In the old days, parents were merely concerned about kids getting hurt at school or while playing just outside their house. Now, with the age of technology where everything and everyone is online (on the Internet) we have new threats to watch out for. I myself am a parent as well (as some of you loyal readers already know) of twin girls. Watching out for them online can be much more difficult than just watching out for them in person. In this article we will focus on Facebook and explain some of the threats and what you can do to minimize risks.
Facebook, if you haven’t heard of it, you need to check it out. If you don’t already have an account and your kids do, you better get an account immediately after reading this article and see if your kids will add you as a friend. This is a very easy and basic way of keeping track of them online, Facebook specifically. If you are new to this, go to www.facebook.com
- Keep your information private. It’s easy to sign up for a Facebook account and of course you then want to fill out your information and start playing all the games etc. Unfortunately games want to access your information and many times you need to specify your settings to be private, friends only, friends of friends, or everyone (people who are not your friends – the world).

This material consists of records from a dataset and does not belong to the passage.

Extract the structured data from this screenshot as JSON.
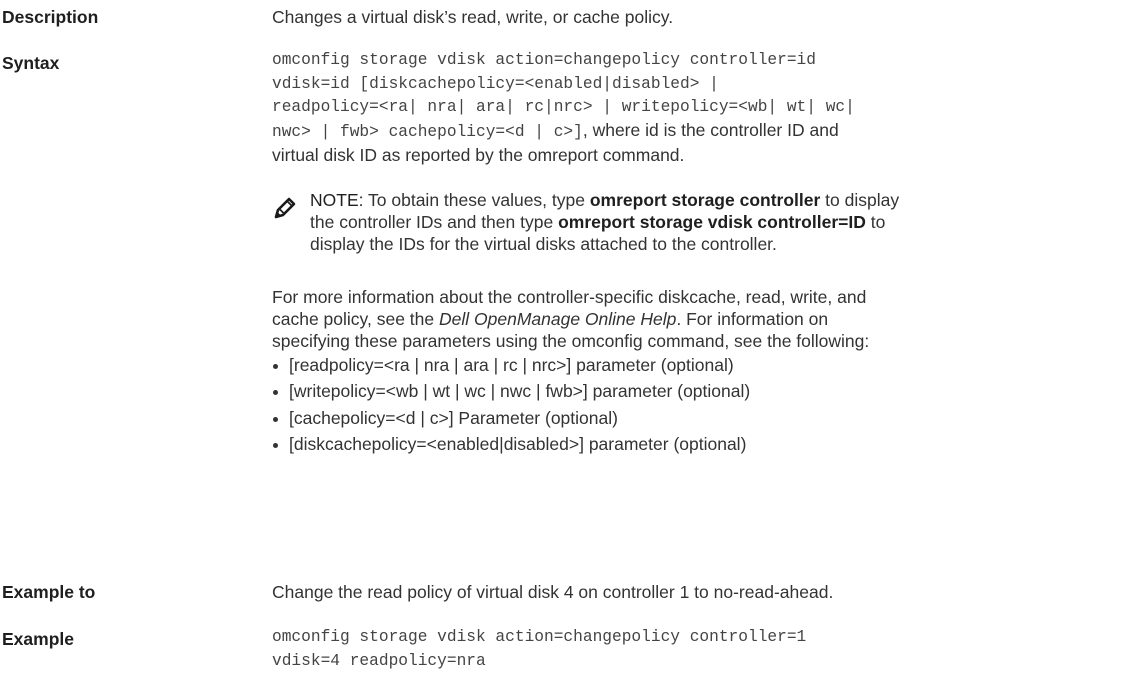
{
  "description": {
    "label": "Description",
    "text": "Changes a virtual disk’s read, write, or cache policy."
  },
  "syntax": {
    "label": "Syntax",
    "code_lines": [
      "omconfig storage vdisk action=changepolicy controller=id",
      "vdisk=id [diskcachepolicy=<enabled|disabled> |",
      "readpolicy=<ra| nra| ara| rc|nrc> | writepolicy=<wb| wt| wc|"
    ],
    "code_last": "nwc> | fwb> cachepolicy=<d | c>]",
    "code_last_tail": ", where id is the controller ID and",
    "text_line": "virtual disk ID as reported by the omreport command."
  },
  "note": {
    "prefix": "NOTE:",
    "t1": " To obtain these values, type ",
    "b1": "omreport storage controller",
    "t2": " to display",
    "t3": "the controller IDs and then type ",
    "b2": "omreport storage vdisk controller=ID",
    "t4": " to",
    "t5": "display the IDs for the virtual disks attached to the controller."
  },
  "more_info": {
    "l1": "For more information about the controller-specific diskcache, read, write, and",
    "l2a": "cache policy, see the ",
    "l2i": "Dell OpenManage Online Help",
    "l2b": ". For information on",
    "l3": "specifying these parameters using the omconfig command, see the following:"
  },
  "bullets": [
    "[readpolicy=<ra | nra | ara | rc | nrc>] parameter (optional)",
    "[writepolicy=<wb | wt | wc | nwc | fwb>] parameter (optional)",
    "[cachepolicy=<d | c>] Parameter (optional)",
    "[diskcachepolicy=<enabled|disabled>] parameter (optional)"
  ],
  "example_to": {
    "label": "Example to",
    "text": "Change the read policy of virtual disk 4 on controller 1 to no-read-ahead."
  },
  "example": {
    "label": "Example",
    "code_lines": [
      "omconfig storage vdisk action=changepolicy controller=1",
      "vdisk=4 readpolicy=nra"
    ]
  }
}
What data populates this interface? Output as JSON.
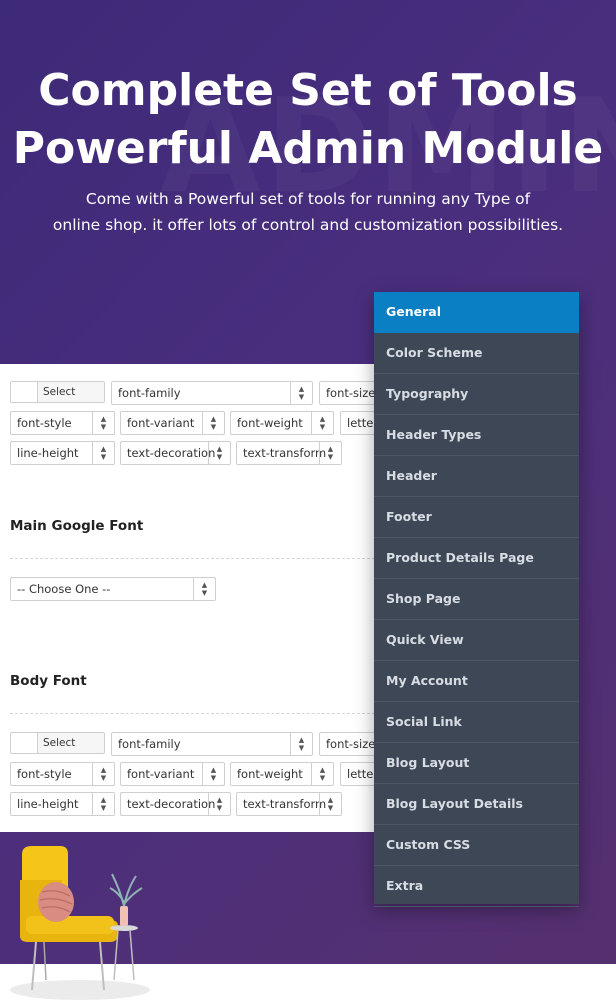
{
  "header": {
    "title_line1": "Complete Set of Tools",
    "title_line2": "Powerful Admin Module",
    "subtitle_line1": "Come with a Powerful set of tools for running any Type of",
    "subtitle_line2": "online shop. it offer lots of control and customization possibilities.",
    "watermark": "ADMIN"
  },
  "panel": {
    "top_group": {
      "select_color": "Select Color",
      "font_family": "font-family",
      "font_size": "font-size",
      "font_style": "font-style",
      "font_variant": "font-variant",
      "font_weight": "font-weight",
      "letter": "letter",
      "line_height": "line-height",
      "text_decoration": "text-decoration",
      "text_transform": "text-transform"
    },
    "main_google_font": {
      "title": "Main Google Font",
      "select_value": "-- Choose One --"
    },
    "body_font": {
      "title": "Body Font",
      "select_color": "Select Color",
      "font_family": "font-family",
      "font_size": "font-size",
      "font_style": "font-style",
      "font_variant": "font-variant",
      "font_weight": "font-weight",
      "letter": "letter",
      "line_height": "line-height",
      "text_decoration": "text-decoration",
      "text_transform": "text-transform"
    }
  },
  "menu": {
    "items": [
      {
        "label": "General",
        "active": true
      },
      {
        "label": "Color Scheme"
      },
      {
        "label": "Typography"
      },
      {
        "label": "Header Types"
      },
      {
        "label": "Header"
      },
      {
        "label": "Footer"
      },
      {
        "label": "Product Details Page"
      },
      {
        "label": "Shop Page"
      },
      {
        "label": "Quick View"
      },
      {
        "label": "My Account"
      },
      {
        "label": "Social Link"
      },
      {
        "label": "Blog Layout"
      },
      {
        "label": "Blog Layout Details"
      },
      {
        "label": "Custom CSS"
      },
      {
        "label": "Extra"
      }
    ]
  },
  "colors": {
    "background": "#4a2e7e",
    "menu_bg": "#3d4756",
    "menu_active": "#0b7fc4",
    "chair": "#f5c518"
  }
}
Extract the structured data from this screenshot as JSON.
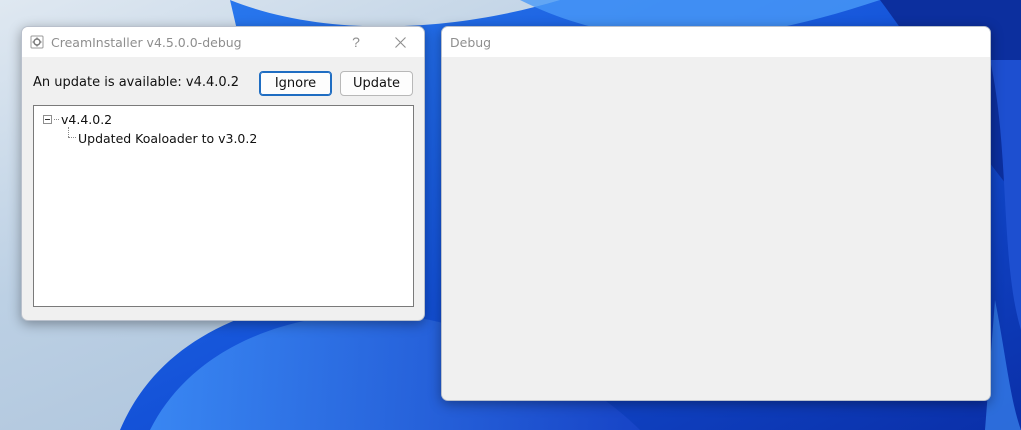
{
  "main_window": {
    "title": "CreamInstaller v4.5.0.0-debug",
    "help_label": "?",
    "update_message": "An update is available: v4.4.0.2",
    "ignore_label": "Ignore",
    "update_label": "Update",
    "changelog": {
      "version": "v4.4.0.2",
      "items": [
        "Updated Koaloader to v3.0.2"
      ]
    }
  },
  "debug_window": {
    "title": "Debug"
  },
  "icons": {
    "app": "gear-icon",
    "close": "close-icon",
    "tree_expander": "minus-box-icon"
  },
  "colors": {
    "accent_border": "#1f6dc2",
    "window_bg": "#f0f0f0",
    "wallpaper_blue": "#1e56d6"
  }
}
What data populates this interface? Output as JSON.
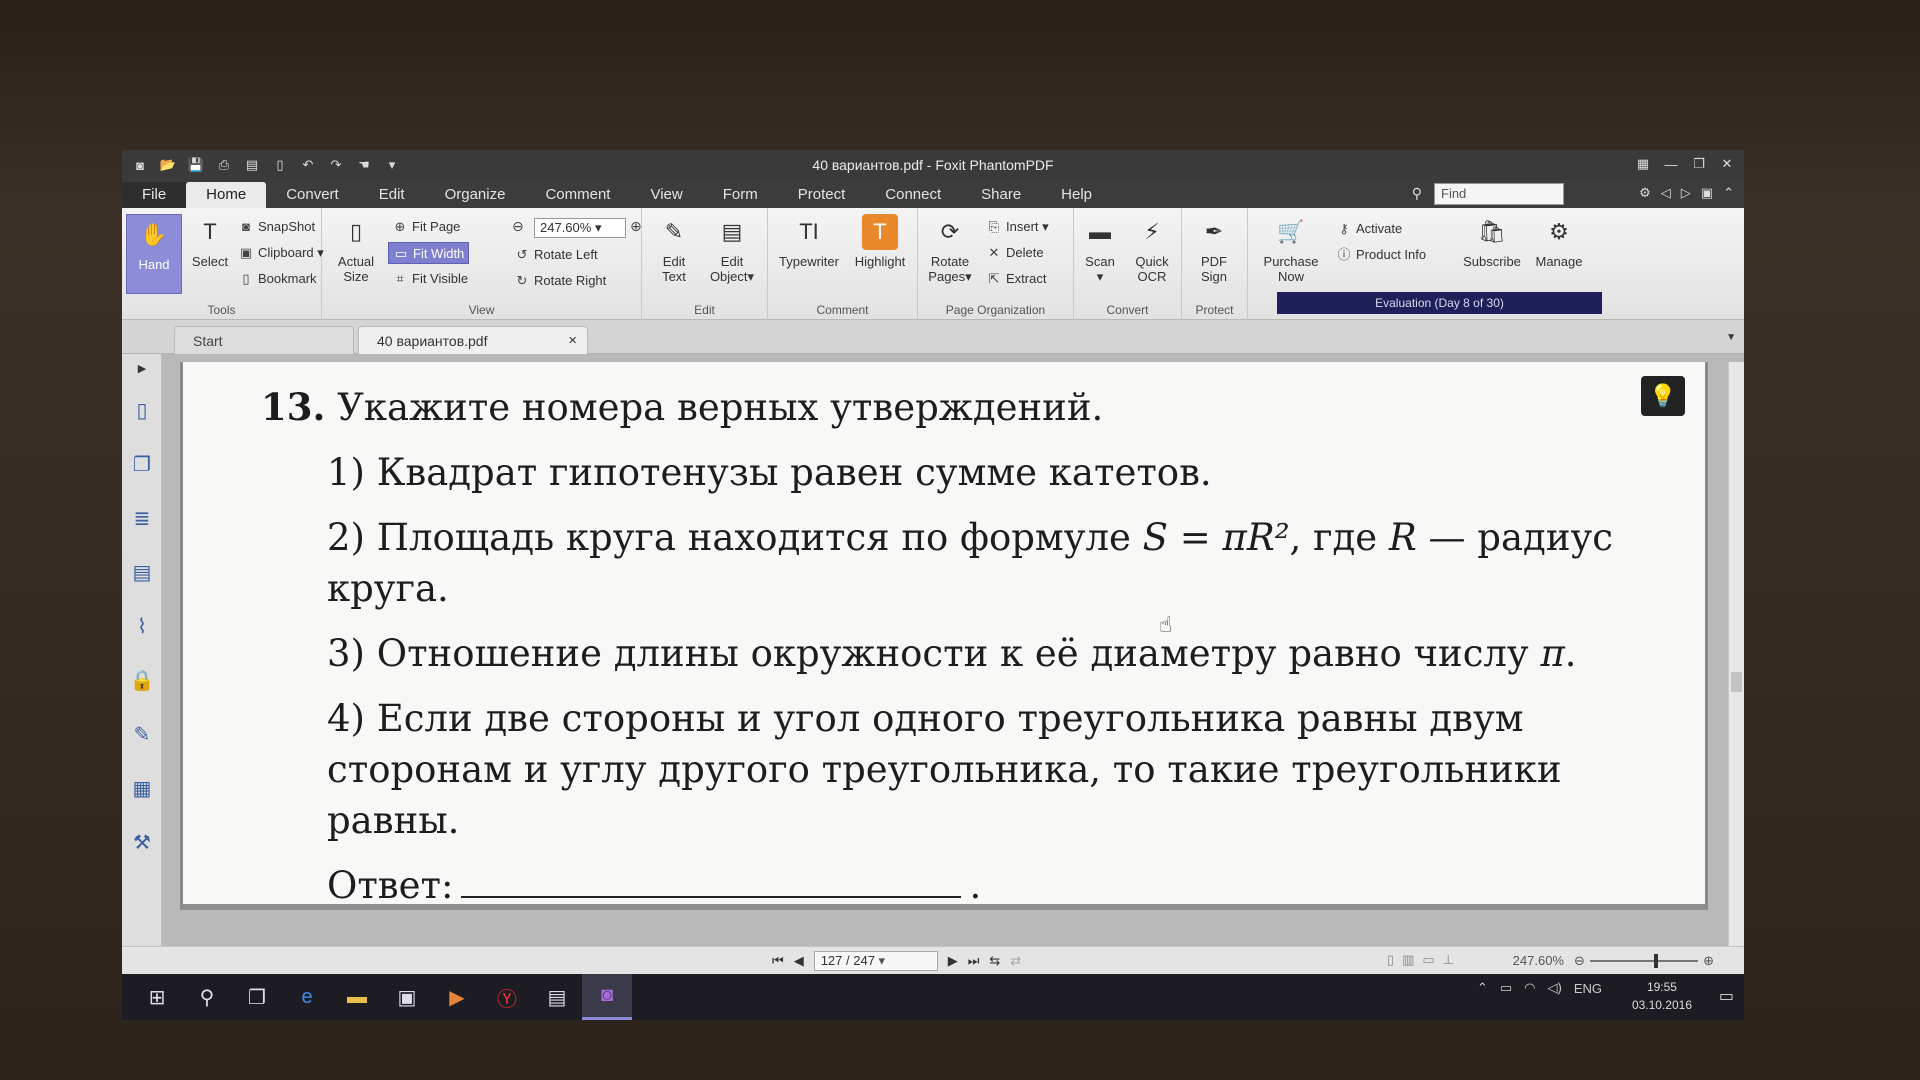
{
  "window": {
    "title": "40 вариантов.pdf - Foxit PhantomPDF"
  },
  "menu": {
    "tabs": [
      "File",
      "Home",
      "Convert",
      "Edit",
      "Organize",
      "Comment",
      "View",
      "Form",
      "Protect",
      "Connect",
      "Share",
      "Help"
    ],
    "active": "Home",
    "find_placeholder": "Find"
  },
  "ribbon": {
    "tools": {
      "label": "Tools",
      "hand": "Hand",
      "select": "Select",
      "snapshot": "SnapShot",
      "clipboard": "Clipboard",
      "bookmark": "Bookmark"
    },
    "view": {
      "label": "View",
      "actual_size_1": "Actual",
      "actual_size_2": "Size",
      "fit_page": "Fit Page",
      "fit_width": "Fit Width",
      "fit_visible": "Fit Visible",
      "zoom_value": "247.60%",
      "rotate_left": "Rotate Left",
      "rotate_right": "Rotate Right"
    },
    "edit": {
      "label": "Edit",
      "edit_text_1": "Edit",
      "edit_text_2": "Text",
      "edit_object_1": "Edit",
      "edit_object_2": "Object"
    },
    "comment": {
      "label": "Comment",
      "typewriter": "Typewriter",
      "highlight": "Highlight"
    },
    "page_org": {
      "label": "Page Organization",
      "rotate_pages_1": "Rotate",
      "rotate_pages_2": "Pages",
      "insert": "Insert",
      "delete": "Delete",
      "extract": "Extract"
    },
    "convert": {
      "label": "Convert",
      "scan": "Scan",
      "quick_ocr_1": "Quick",
      "quick_ocr_2": "OCR"
    },
    "protect": {
      "label": "Protect",
      "pdf_sign_1": "PDF",
      "pdf_sign_2": "Sign"
    },
    "purchase": {
      "purchase_1": "Purchase",
      "purchase_2": "Now",
      "activate": "Activate",
      "product_info": "Product Info",
      "subscribe": "Subscribe",
      "manage": "Manage",
      "evaluation": "Evaluation (Day 8 of 30)"
    }
  },
  "doc_tabs": {
    "start": "Start",
    "file": "40 вариантов.pdf"
  },
  "document": {
    "q_num": "13.",
    "q_text": "Укажите номера верных утверждений.",
    "s1": "1)  Квадрат гипотенузы равен сумме катетов.",
    "s2_a": "2)  Площадь круга находится по формуле ",
    "s2_math": "S = πR²",
    "s2_b": ", где ",
    "s2_r": "R",
    "s2_c": " — радиус круга.",
    "s3_a": "3)  Отношение длины окружности к её диаметру равно числу ",
    "s3_pi": "π",
    "s3_b": ".",
    "s4": "4)  Если две стороны и угол одного треугольника равны двум сторонам и углу другого треугольника, то такие треугольники равны.",
    "answer_label": "Ответ:",
    "answer_end": "."
  },
  "status": {
    "page": "127 / 247",
    "zoom": "247.60%"
  },
  "taskbar": {
    "lang": "ENG",
    "time": "19:55",
    "date": "03.10.2016"
  }
}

You need to carefully look at your Facebook profile and decide what information you want only friends to see and what you want everyone else to see.
- Careful what you post. I see alot of nice posts, then I see stupid useless stuff, and then there is insulting, bullying and disgusting posts. Be careful what you post. A common one I see is “5 likes and I’ll answer these 10 questions”, then it goes on to list several likes and dislikes which some are harmless, but then there are some questions like what was your last text, which could be very private. Some people are smart enough to make up answers rather than answer honestly, but then that could backfire too.This is a very big area in Facebook is posting status updates. Don’t post things like when you are away on vacation. Potential burglars are online waiting to see when someone is on vacation. Your kids post this online, which means you are probably going with them, and if they don’t have their posts set to private, everyone could see no one is home and this is the perfect time to break in and steal from you.Even worse, in combination with what information your kids have in their profile, and what they post, predators can see what your child looks like, where they go to school, where they live, and what time their dance practice, swimming lessons, music lessons, etc. are and where. So they can follow them around waiting for the perfect opportunity to snatch your precious child and possibly do unspeakable things. (sorry, but I can’t help but think about my own kids at the same time. Freaks me right out, no one likes to talk about it or hear it, but you have to be aware, and having daughters, for me, makes it even worse.)Kids usually assume everything is harmless. They are so wrong, but that’s why we as parents need to step in. Photos they take of themselves and post online may seem perfectly fine to them, but if you look at them in the eyes of a pervert, stalker, and don’t want to say the R word… Just make sure those photos are either marked for friends only and that their friends truly are friends that they know and go to school with, and not just friends they found online because they share a game in common. Many times someone will have a Facebook account appearing as a 10 year old but in reality they are a 40 year old perv. Best precaution is just delete any questionable photos. There is no need to show everyone online all your photos. Especially potentially erotic looking photos.
What can I do as a parent?
- Check your privacy settings by going to the arrow beside the Home option and click on Privacy settings.
You will see several options in the next screen. Make sure the default setting is for friends.
- When posting each time, click on the “Custom” button and choose who you want to be able to see this particular post. Usually you just want friends to see it, otherwise, it maybe friends of friends but since you don’t know who all the friends of your friends are, and who they could be in the future, it’s not a good idea.
- Especially when it comes to photos of your child, make sure they are not questionable. Use your best judgement and either ensure only friends can see it or just delete the photo all together.
- Make sure they know not to chat with or become friends with strangers.
- Make sure they understand never to post information like when they are going on a family vacation or anything that would suggest to potential burglars when is a good time to break in.
- Make sure they don’t provide details about everything they do and where they go. Online stalkers love this stuff.
- Ask them to respect others online, bullying in person and online is the same thing. They need to know it is important to you that they tell you about anyone bullying them online or making them feel bad or negative.
- If all else fails, simply don’t allow your child on Facebook at all. Think about it, when we were kids, we didn’t have Facebook.
Now, the big questions. How old should my child be before getting a Facebook account?
In my personal opinion, it’s a decision that must be made independently by each parent. Only you know your child and when you feel they are old enough to be responsible, give them some slack, but monitor them closely at first. Then, you can back off a little when you feel you can really trust them to protect themselves.